At maximum range, you run into plenty of situations where the apparent size of a mosquito can be less than a single pixel. Bzigo’s AI relies on a mosquito’s motion rather than an identifiable image of the bug itself, and tracking those potentially intermittent and far-off pixel traces requires four 1GHz cores running at 100% continuously (all on-device). That’s a lot of oomph, but the result is that false positives are down around 1%, and 90% of landings are detected. This is not to say that the system can only detect 90% of bugs— since mosquitoes take off and land frequently, they’re almost always detected after just a few flight cycles. It’s taken Bzigo four years to reach this level of accuracy and precision with detection and tracking, and it’s impressive.

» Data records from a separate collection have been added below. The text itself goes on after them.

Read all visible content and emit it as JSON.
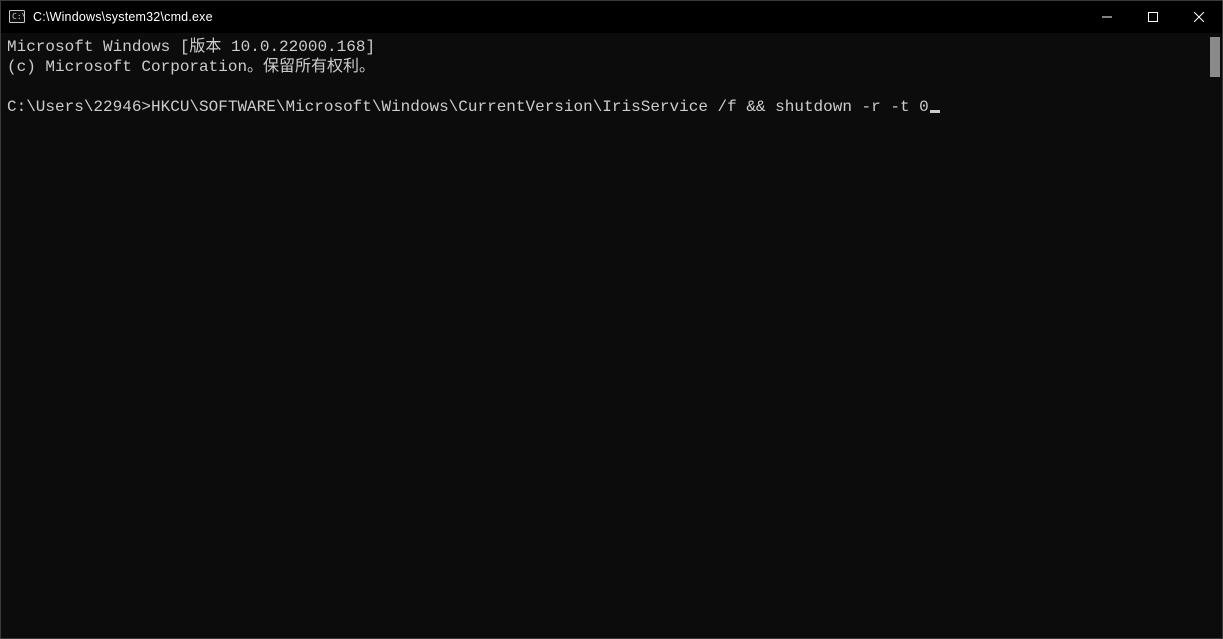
{
  "window": {
    "title": "C:\\Windows\\system32\\cmd.exe"
  },
  "terminal": {
    "line1": "Microsoft Windows [版本 10.0.22000.168]",
    "line2": "(c) Microsoft Corporation。保留所有权利。",
    "blank": "",
    "prompt": "C:\\Users\\22946>",
    "command": "HKCU\\SOFTWARE\\Microsoft\\Windows\\CurrentVersion\\IrisService /f && shutdown -r -t 0"
  },
  "colors": {
    "background": "#0c0c0c",
    "text": "#cccccc",
    "titlebar_bg": "#000000",
    "scrollbar_thumb": "#8a8a8a"
  }
}
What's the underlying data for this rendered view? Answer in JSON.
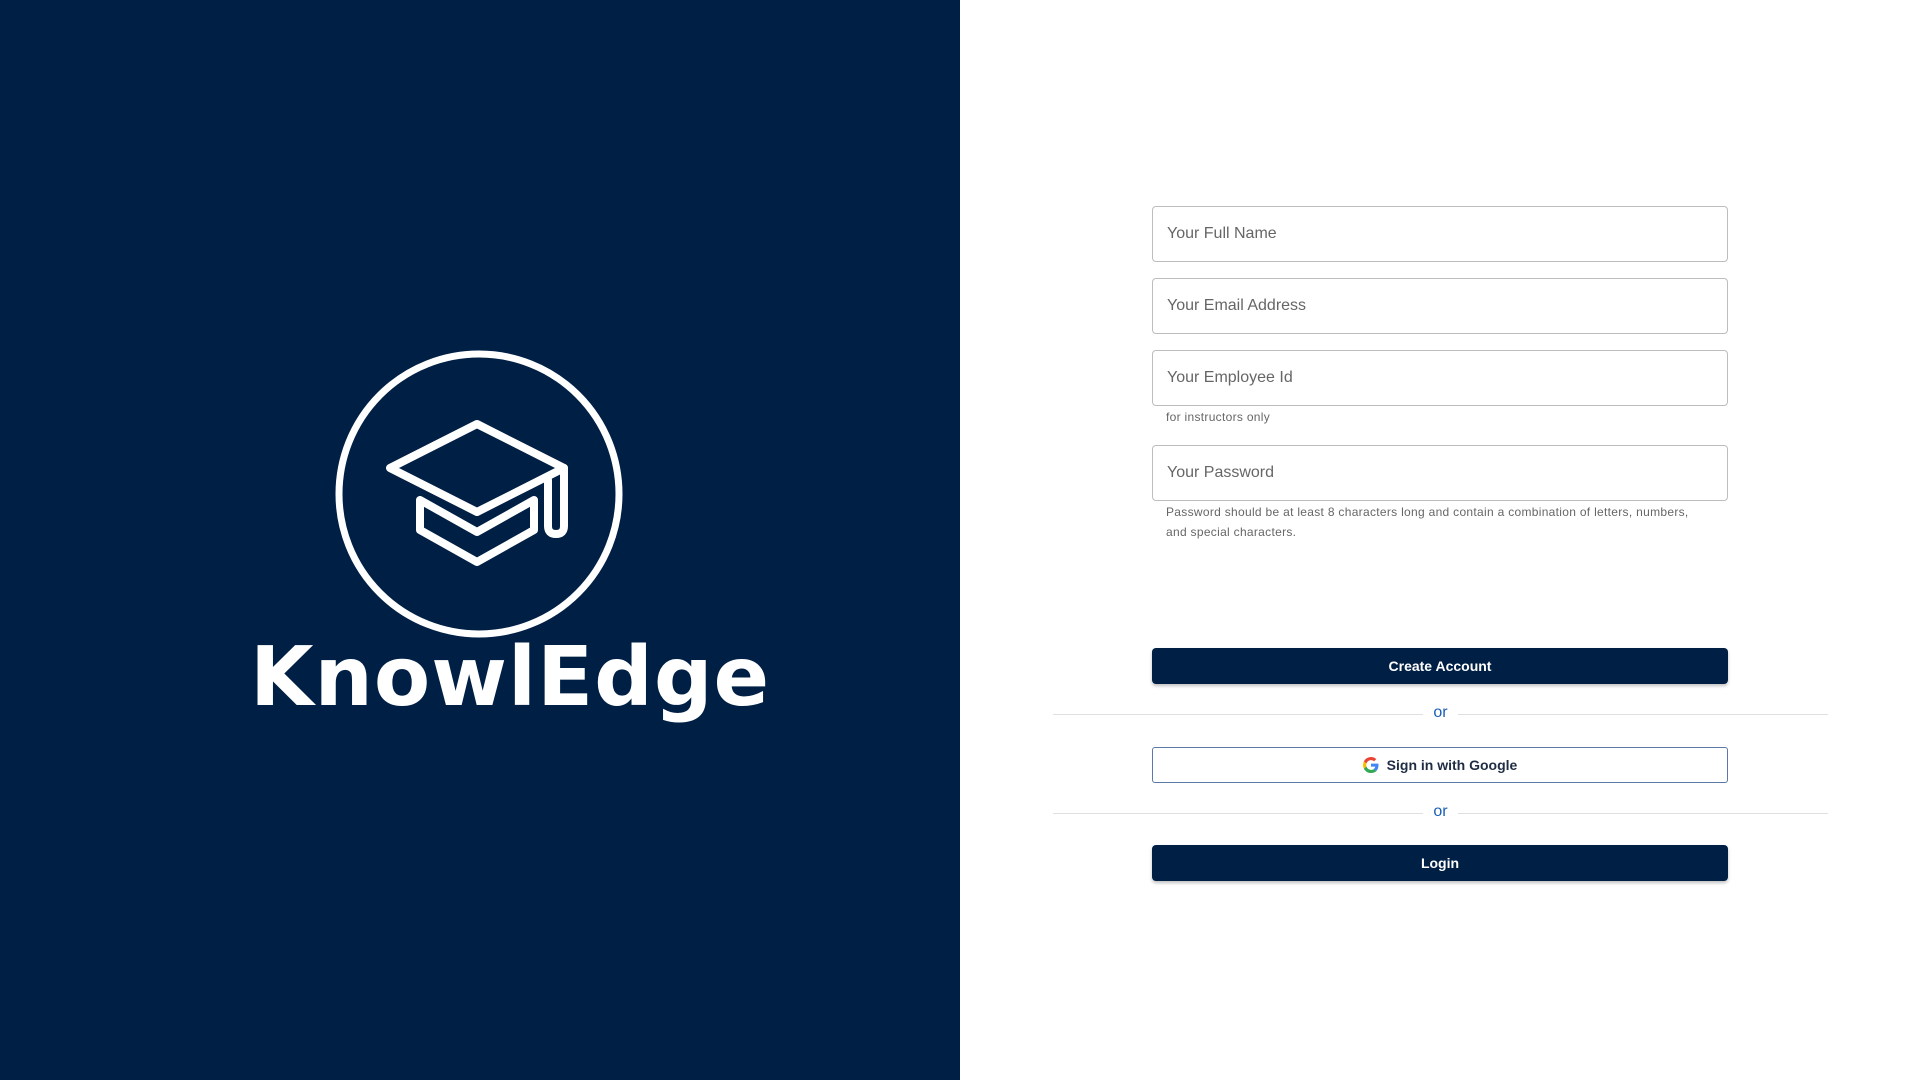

The super obvious missing feature is that this system only points at mosquitoes, as opposed to actually dealing with them in a direct (and lethal) way. You could argue that it’s the detection and tracking that’s the hard part (and it certainly is for humans), and that automated bug destruction is a lower priority, and you’d probably be right.

Or at least, Bzigo would agree with you, because that’s the approach they’ve taken. However, there are plans for a Bzigo V2, which adds a dedicated mosquito killing feature. If you guessed that said feature would involve replacing the laser designator with a much higher powered laser bug zapper, you’d be wrong, because we’re told that the V2 will rely on a custom nano-drone to destroy its winged foes at close range.

Bzigo has raised one round of funding, and they’re currently looking to raise a bit more to fund manufacturing of the device. Once that comes through, the first version of the system should be available in 12-14 months for about $170.